Black walnut, chestnut, and buckeye husks will also produce brown oil-type stains, but they are less effective in amateur hands than butternut. A yellow penetrating-oil-type dye comes from the heart wood and the otherwise useless, hard inedible fruit of the Osage orange tree. All these aromatic oils are extremely pungent and act much like menthol or camphor to clear up nasal congestion and help with chest colds.

WATER-BASED STAIN/DYES AND FILLERS

You can cook a powerful brown water-soluble dye—tannin—out of crushed acorns, peat moss, or hemlock bark. It can be boiled down to a rich brew, but don't do it. Repeated applications of weak stain—let each dry before the next is applied—will give more control, thus more uniform results than a rich solution. If too much water is allowed to soak in, it will raise the grain of wood. But quick application and a little sandpaper will cure that.

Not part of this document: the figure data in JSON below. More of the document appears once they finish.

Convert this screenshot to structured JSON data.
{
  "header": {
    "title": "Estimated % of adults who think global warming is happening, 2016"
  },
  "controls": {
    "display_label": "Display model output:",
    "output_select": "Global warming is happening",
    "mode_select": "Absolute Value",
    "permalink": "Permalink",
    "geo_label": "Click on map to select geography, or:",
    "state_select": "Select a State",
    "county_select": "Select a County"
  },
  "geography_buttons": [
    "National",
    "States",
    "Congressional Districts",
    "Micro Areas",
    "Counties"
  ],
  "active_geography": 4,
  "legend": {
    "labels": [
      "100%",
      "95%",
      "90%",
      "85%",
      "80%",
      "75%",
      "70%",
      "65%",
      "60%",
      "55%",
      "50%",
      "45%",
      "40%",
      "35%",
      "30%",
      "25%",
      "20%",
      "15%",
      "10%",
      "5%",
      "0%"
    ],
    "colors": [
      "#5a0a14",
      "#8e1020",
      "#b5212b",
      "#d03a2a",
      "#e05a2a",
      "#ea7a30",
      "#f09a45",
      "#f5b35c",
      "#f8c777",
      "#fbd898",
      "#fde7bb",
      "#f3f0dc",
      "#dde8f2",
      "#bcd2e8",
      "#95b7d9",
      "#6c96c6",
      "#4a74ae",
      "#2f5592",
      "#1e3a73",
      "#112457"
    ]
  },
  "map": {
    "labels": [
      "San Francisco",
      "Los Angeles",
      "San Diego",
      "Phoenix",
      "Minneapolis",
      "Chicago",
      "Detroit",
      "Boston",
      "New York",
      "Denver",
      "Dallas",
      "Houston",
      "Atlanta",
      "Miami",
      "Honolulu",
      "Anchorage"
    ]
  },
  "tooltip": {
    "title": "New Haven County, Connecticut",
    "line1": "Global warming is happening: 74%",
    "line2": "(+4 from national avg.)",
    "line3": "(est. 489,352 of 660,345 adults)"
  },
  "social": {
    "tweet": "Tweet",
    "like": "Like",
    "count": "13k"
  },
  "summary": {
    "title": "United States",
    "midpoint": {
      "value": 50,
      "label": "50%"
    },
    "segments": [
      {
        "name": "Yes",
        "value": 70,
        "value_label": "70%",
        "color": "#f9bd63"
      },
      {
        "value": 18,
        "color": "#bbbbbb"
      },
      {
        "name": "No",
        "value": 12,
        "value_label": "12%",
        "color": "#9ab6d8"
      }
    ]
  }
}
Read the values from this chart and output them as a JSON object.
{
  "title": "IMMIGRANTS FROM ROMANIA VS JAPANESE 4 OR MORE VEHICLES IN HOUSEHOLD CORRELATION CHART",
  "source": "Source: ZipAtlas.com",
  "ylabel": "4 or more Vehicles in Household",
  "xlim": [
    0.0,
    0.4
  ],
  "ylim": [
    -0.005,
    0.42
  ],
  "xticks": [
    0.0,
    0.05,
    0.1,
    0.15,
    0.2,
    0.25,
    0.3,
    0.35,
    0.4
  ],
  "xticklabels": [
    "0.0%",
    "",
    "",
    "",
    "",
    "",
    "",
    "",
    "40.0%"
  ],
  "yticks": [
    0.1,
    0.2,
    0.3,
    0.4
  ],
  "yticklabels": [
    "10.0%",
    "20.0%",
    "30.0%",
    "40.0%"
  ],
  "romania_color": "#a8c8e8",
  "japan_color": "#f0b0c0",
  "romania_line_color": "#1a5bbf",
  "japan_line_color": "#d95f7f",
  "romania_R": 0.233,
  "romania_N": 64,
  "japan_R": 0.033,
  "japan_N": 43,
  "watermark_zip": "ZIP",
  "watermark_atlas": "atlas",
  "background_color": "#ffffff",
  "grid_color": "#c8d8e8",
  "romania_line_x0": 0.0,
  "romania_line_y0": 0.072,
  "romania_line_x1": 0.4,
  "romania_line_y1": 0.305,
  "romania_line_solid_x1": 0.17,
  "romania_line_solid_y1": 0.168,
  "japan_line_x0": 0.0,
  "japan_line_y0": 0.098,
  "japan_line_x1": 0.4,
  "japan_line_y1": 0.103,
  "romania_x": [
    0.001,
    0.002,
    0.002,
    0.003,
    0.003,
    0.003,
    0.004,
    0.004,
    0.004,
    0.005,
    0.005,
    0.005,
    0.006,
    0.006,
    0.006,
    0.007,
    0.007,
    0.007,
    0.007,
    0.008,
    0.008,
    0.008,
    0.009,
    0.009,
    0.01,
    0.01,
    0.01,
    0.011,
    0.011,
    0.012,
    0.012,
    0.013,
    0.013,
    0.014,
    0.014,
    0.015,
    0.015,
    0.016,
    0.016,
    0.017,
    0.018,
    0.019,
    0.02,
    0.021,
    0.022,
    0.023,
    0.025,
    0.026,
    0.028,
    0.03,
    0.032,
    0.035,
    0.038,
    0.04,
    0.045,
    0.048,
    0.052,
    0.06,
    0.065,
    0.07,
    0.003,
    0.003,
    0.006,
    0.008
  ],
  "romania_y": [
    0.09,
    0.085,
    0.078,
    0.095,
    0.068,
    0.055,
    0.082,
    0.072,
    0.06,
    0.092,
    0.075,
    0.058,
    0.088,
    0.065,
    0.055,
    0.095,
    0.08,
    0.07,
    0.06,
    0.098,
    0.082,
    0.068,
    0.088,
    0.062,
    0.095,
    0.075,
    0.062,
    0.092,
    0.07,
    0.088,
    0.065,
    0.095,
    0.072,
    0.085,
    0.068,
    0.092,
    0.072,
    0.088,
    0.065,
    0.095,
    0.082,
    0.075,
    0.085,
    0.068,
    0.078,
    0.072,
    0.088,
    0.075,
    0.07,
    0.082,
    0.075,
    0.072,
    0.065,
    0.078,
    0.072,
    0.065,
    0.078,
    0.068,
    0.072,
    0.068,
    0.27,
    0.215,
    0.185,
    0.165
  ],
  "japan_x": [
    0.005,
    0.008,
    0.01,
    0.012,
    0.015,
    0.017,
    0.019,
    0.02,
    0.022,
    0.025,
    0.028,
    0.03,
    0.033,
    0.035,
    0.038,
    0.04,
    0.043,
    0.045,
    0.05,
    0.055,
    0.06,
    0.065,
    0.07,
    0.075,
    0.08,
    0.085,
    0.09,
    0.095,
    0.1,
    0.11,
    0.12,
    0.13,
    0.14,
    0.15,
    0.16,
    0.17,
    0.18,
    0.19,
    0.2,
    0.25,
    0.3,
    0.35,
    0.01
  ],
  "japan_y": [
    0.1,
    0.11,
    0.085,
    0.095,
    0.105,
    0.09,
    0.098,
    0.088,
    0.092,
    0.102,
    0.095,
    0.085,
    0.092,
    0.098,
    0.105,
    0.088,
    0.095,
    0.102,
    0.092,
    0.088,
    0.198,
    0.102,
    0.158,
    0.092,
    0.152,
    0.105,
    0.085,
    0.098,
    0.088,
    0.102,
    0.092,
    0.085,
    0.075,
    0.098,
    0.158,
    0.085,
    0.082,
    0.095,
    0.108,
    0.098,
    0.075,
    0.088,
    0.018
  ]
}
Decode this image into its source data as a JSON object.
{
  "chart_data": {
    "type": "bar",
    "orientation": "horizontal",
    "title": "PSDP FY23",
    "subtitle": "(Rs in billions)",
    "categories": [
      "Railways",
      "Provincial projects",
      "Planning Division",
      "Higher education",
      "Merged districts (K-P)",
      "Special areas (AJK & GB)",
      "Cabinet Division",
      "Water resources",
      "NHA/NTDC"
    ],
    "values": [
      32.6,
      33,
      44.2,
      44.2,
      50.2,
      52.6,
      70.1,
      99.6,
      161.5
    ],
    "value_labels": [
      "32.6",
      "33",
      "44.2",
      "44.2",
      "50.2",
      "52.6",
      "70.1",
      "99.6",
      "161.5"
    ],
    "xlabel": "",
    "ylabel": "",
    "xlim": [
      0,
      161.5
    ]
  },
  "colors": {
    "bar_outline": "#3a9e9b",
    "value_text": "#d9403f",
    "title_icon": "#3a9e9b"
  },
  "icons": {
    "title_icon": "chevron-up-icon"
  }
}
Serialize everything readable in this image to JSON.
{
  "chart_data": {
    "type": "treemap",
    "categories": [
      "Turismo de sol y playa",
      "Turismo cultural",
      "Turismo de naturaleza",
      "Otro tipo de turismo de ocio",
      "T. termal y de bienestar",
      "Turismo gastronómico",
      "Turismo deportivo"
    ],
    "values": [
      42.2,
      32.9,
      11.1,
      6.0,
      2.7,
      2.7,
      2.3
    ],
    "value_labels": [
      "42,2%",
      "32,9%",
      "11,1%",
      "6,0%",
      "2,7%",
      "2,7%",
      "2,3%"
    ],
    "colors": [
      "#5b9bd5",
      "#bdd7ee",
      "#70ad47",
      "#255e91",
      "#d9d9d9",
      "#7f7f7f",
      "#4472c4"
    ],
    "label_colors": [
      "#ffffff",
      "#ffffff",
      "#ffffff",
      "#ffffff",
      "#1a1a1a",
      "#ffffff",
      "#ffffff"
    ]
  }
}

Juice boiled up (with vinegar) or pressed out (with an old-fashioned clothes wringer cranked down tight) from wild plant stems, roots, flowers, and fruit produce colorful water-soluble dyes that were mainstays of our Indian and pioneer forbears. Most can be used as wood stains or fabric dyes, or mixed into water-based paints. Sheep people and wool dyers have whole cookbooks of recipes for natural colors, mordant, and other dye stuffs.

My own experience is limited to colors concocted for my own pioneer/primitive reproductions of furniture, weaponry, leather work, and clothing. I've boiled up a good yellow from the stems and a rich maroon from the ripe berries of staghorn sumac. If you've ever gotten mul berry juice on a white shirt, you know that these fruit produce an indelible purple stain. So do blackberries and beets.

I've found that if you shred outer leaves of red cabbage and boil them, you get purple. If you steam the cabbage, you get red. Either goes well to dye cloth or brighten cherry wood, red cedar, or California redwood. Natural deep-yellow saffron that is used as a flavoring in Spanish food as well as a dye for monk's robes comes from the pistils of an Asian variety of crocus; you can make a weaker version from your own flowers. It takes 4,000 flowers to get an ounce of powder, but a tiny fraction of an ounce goes a very long way.